9. The system according to claim 8, wherein the data and context associated with the collaboration request comprise data packets, metadata, sender/receiver identifiers, and timestamps.
10. The system according to claim 8, wherein the one or more processors are further configured to:
obtain, by the transfer AI agent, input from one or more users based on an external interaction, wherein the input from the one or more users comprises at least one of a feedback, adjustments, and final decision related to the collaboration request; and
fine-tune, by the transfer AI agent, the inferences and potential solutions based on the input obtained from the one or more users.
11. The system according to claim 8, wherein the one or more processors are further configured to:
obtain, by the transfer AI agent, accumulated multi-layered historical logs from the database associated with secure cloud-based enclave, wherein the accumulated multi-layered historical logs comprise at least one of facts, inferences, behavioural data, and feedback loops obtained from past interactions; and
fine-tune, by the transfer AI agent, the inferences and potential solutions based on the accumulated multi-layered historical logs.

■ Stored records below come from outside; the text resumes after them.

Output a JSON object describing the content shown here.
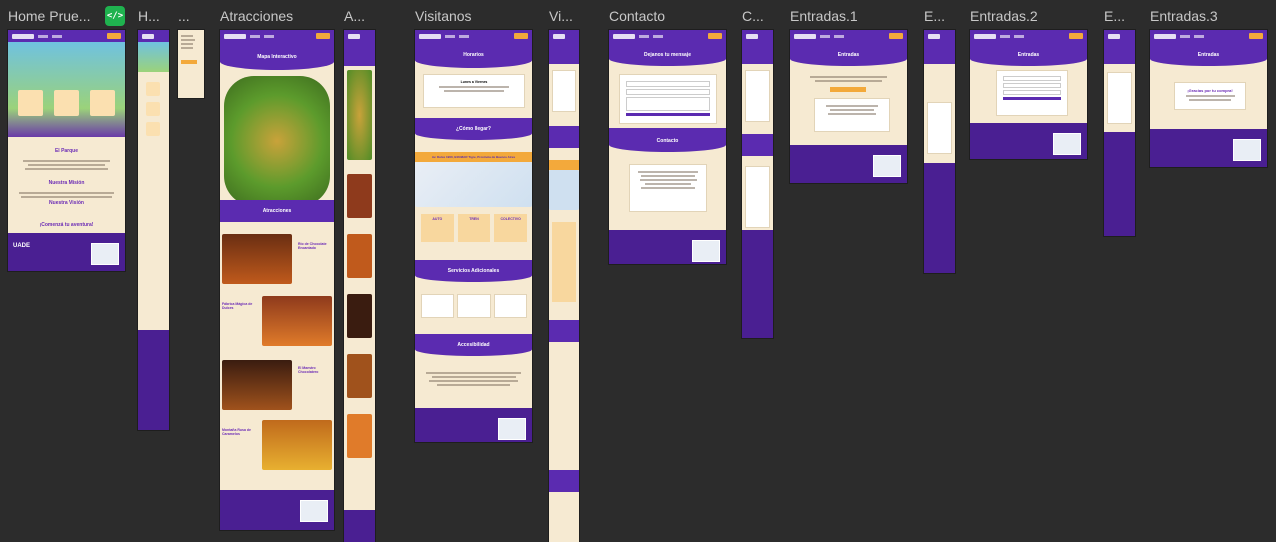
{
  "canvas": {
    "frames": [
      {
        "id": "home",
        "label": "Home Prue..."
      },
      {
        "id": "home-mobile",
        "label": "H..."
      },
      {
        "id": "menu-mobile",
        "label": "..."
      },
      {
        "id": "atracciones",
        "label": "Atracciones"
      },
      {
        "id": "atracciones-mobile",
        "label": "A..."
      },
      {
        "id": "visitanos",
        "label": "Visitanos"
      },
      {
        "id": "visitanos-mobile",
        "label": "Vi..."
      },
      {
        "id": "contacto",
        "label": "Contacto"
      },
      {
        "id": "contacto-mobile",
        "label": "C..."
      },
      {
        "id": "entradas-1",
        "label": "Entradas.1"
      },
      {
        "id": "entradas-1-mobile",
        "label": "E..."
      },
      {
        "id": "entradas-2",
        "label": "Entradas.2"
      },
      {
        "id": "entradas-2-mobile",
        "label": "E..."
      },
      {
        "id": "entradas-3",
        "label": "Entradas.3"
      }
    ],
    "code_badge": "</>"
  },
  "content": {
    "brand": "WONKA'S PARK",
    "nav": [
      "Home",
      "Atracciones",
      "Visitanos",
      "Contacto"
    ],
    "home": {
      "parque": "El Parque",
      "mision": "Nuestra Misión",
      "vision": "Nuestra Visión",
      "aventura": "¡Comenzá tu aventura!",
      "cta": "Ver Más"
    },
    "atracciones": {
      "mapa": "Mapa Interactivo",
      "seccion": "Atracciones",
      "items": [
        "Río de Chocolate Encantado",
        "Fábrica Mágica de Dulces",
        "El Maestro Chocolatero",
        "Montaña Rusa de Caramelos"
      ]
    },
    "visitanos": {
      "horarios": "Horarios",
      "dias": "Lunes a Viernes",
      "como": "¿Cómo llegar?",
      "direccion": "Av. Dulce 1900, B1648AR Tigre, Provincia de Buenos Aires",
      "transporte": [
        "AUTO",
        "TREN",
        "COLECTIVO"
      ],
      "servicios": "Servicios Adicionales",
      "accesibilidad": "Accesibilidad"
    },
    "contacto": {
      "mensaje": "Dejanos tu mensaje",
      "titulo": "Contacto"
    },
    "entradas": {
      "titulo": "Entradas",
      "gracias": "¡Gracias por tu compra!"
    },
    "footer": {
      "logo": "UADE"
    }
  }
}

12. The system according to claim 8, wherein the one or more processors are further configured to:
deploying a second AI model along with the first AI model within the secure cloud-based enclave;
analysing, by the transfer AI agent using the second AI model, the data and the context associated with the collaboration request to generate the inferences and potential solutions;
comparing performance of the second AI model with performance of the first AI model based on an analysis of results generated by the second AI model and the first AI model; and
prioritizing the second AI model over the first AI model based on a determination the performance of the second AI model is better than the performance of the first AI model.
13. The system according to claim 8, wherein the one or more processors are further configured to:
identifying a redundant AI agent from the plurality of AI agents based on performance of each AI agent of the plurality of AI agents;
archiving knowledge and critical interaction history from the redundant AI agent; and
deconstructing the redundant AI agent from the plurality of AI agents after archiving knowledge and critical interaction history from the redundant AI agent.

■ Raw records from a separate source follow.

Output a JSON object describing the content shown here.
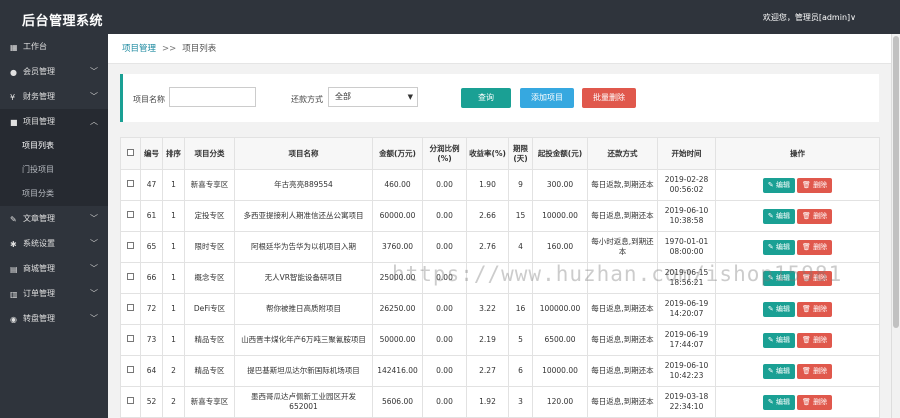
{
  "header": {
    "title": "后台管理系统",
    "user_greeting": "欢迎您，管理员[admin]∨"
  },
  "sidebar": {
    "items": [
      {
        "label": "工作台",
        "icon": "dashboard-icon",
        "has_chevron": false
      },
      {
        "label": "会员管理",
        "icon": "user-icon",
        "has_chevron": true
      },
      {
        "label": "财务管理",
        "icon": "money-icon",
        "has_chevron": true
      },
      {
        "label": "项目管理",
        "icon": "project-icon",
        "has_chevron": true,
        "expanded": true,
        "children": [
          "项目列表",
          "门投项目",
          "项目分类"
        ]
      },
      {
        "label": "文章管理",
        "icon": "article-icon",
        "has_chevron": true
      },
      {
        "label": "系统设置",
        "icon": "gear-icon",
        "has_chevron": true
      },
      {
        "label": "商城管理",
        "icon": "shop-icon",
        "has_chevron": true
      },
      {
        "label": "订单管理",
        "icon": "order-icon",
        "has_chevron": true
      },
      {
        "label": "转盘管理",
        "icon": "wheel-icon",
        "has_chevron": true
      }
    ]
  },
  "breadcrumb": {
    "parent": "项目管理",
    "separator": ">>",
    "current": "项目列表"
  },
  "filter": {
    "name_label": "项目名称",
    "name_value": "",
    "repay_label": "还款方式",
    "repay_selected": "全部",
    "search_btn": "查询",
    "add_btn": "添加项目",
    "batch_delete_btn": "批量删除"
  },
  "table": {
    "headers": [
      "",
      "编号",
      "排序",
      "项目分类",
      "项目名称",
      "金额(万元)",
      "分润比例(%)",
      "收益率(%)",
      "期限(天)",
      "起投金额(元)",
      "还款方式",
      "开始时间",
      "操作"
    ],
    "edit_label": "编辑",
    "delete_label": "删除",
    "rows": [
      {
        "id": "47",
        "sort": "1",
        "category": "新喜专享区",
        "name": "年古亮亮889554",
        "amount": "460.00",
        "share": "0.00",
        "rate": "1.90",
        "term": "9",
        "min": "300.00",
        "repay": "每日返款,到期还本",
        "start": "2019-02-28 00:56:02"
      },
      {
        "id": "61",
        "sort": "1",
        "category": "定投专区",
        "name": "多西亚提接利人期准信还丛公寓项目",
        "amount": "60000.00",
        "share": "0.00",
        "rate": "2.66",
        "term": "15",
        "min": "10000.00",
        "repay": "每日返息,到期还本",
        "start": "2019-06-10 10:38:58"
      },
      {
        "id": "65",
        "sort": "1",
        "category": "限时专区",
        "name": "阿根廷华为告华为以机项目入期",
        "amount": "3760.00",
        "share": "0.00",
        "rate": "2.76",
        "term": "4",
        "min": "160.00",
        "repay": "每小时返息,到期还本",
        "start": "1970-01-01 08:00:00"
      },
      {
        "id": "66",
        "sort": "1",
        "category": "概念专区",
        "name": "无人VR智能设备研项目",
        "amount": "25000.00",
        "share": "0.00",
        "rate": "",
        "term": "",
        "min": "",
        "repay": "",
        "start": "2019-06-15 18:56:21"
      },
      {
        "id": "72",
        "sort": "1",
        "category": "DeFi专区",
        "name": "帮你被推日高质附项目",
        "amount": "26250.00",
        "share": "0.00",
        "rate": "3.22",
        "term": "16",
        "min": "100000.00",
        "repay": "每日返息,到期还本",
        "start": "2019-06-19 14:20:07"
      },
      {
        "id": "73",
        "sort": "1",
        "category": "精品专区",
        "name": "山西晋丰煤化年产6万吨三聚氰胺项目",
        "amount": "50000.00",
        "share": "0.00",
        "rate": "2.19",
        "term": "5",
        "min": "6500.00",
        "repay": "每日返息,到期还本",
        "start": "2019-06-19 17:44:07"
      },
      {
        "id": "64",
        "sort": "2",
        "category": "精品专区",
        "name": "提巴基斯坦瓜达尔新国际机场项目",
        "amount": "142416.00",
        "share": "0.00",
        "rate": "2.27",
        "term": "6",
        "min": "10000.00",
        "repay": "每日返息,到期还本",
        "start": "2019-06-10 10:42:23"
      },
      {
        "id": "52",
        "sort": "2",
        "category": "新喜专享区",
        "name": "墨西哥瓜达卢佩新工业园区开发652001",
        "amount": "5606.00",
        "share": "0.00",
        "rate": "1.92",
        "term": "3",
        "min": "120.00",
        "repay": "每日返息,到期还本",
        "start": "2019-03-18 22:34:10"
      }
    ]
  },
  "watermark": "https://www.huzhan.com/ishop15981"
}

14. The system according to claim 8, wherein the secure cloud-based enclave securely retains the user data within the database without directly exposing to an external AI system.
15. A non-transitory machine-readable medium including data, which when used by a system for managing collaboration of a plurality of Artificial Intelligent (AI) agents within a secure cloud-based enclave, causes the system to perform instructions that cause the system to perform operations comprising:
receiving, by an AI agent of the plurality of AI agents, a collaboration request to communicate with a transfer AI agent within the secure cloud-based enclave, wherein the collaboration request comprises initial parameters and a state of the AI agent;
logging, by the AI agent, the collaboration request with the initial parameters and the state of the AI agent in a database associated with the secure cloud-based enclave;
transmitting, by the AI agent, the collaboration request with data and context to the transfer AI agent within the secure cloud-based enclave;
adapting, by the transfer AI agent, operational context associated with the collaboration request to register accessed knowledge sources and configuration changes;
analysing, by the transfer AI agent using a first AI model deployed within the secure cloud-based enclave, the data and the context associated with the collaboration request to generate inferences and potential solutions;
transmitting, by the transfer AI agent, the generated inferences and potential solutions to the AI agent in response to the collaboration request; and
executing, by the AI agent, an action to the collaboration request based on the generated inferences and potential solutions.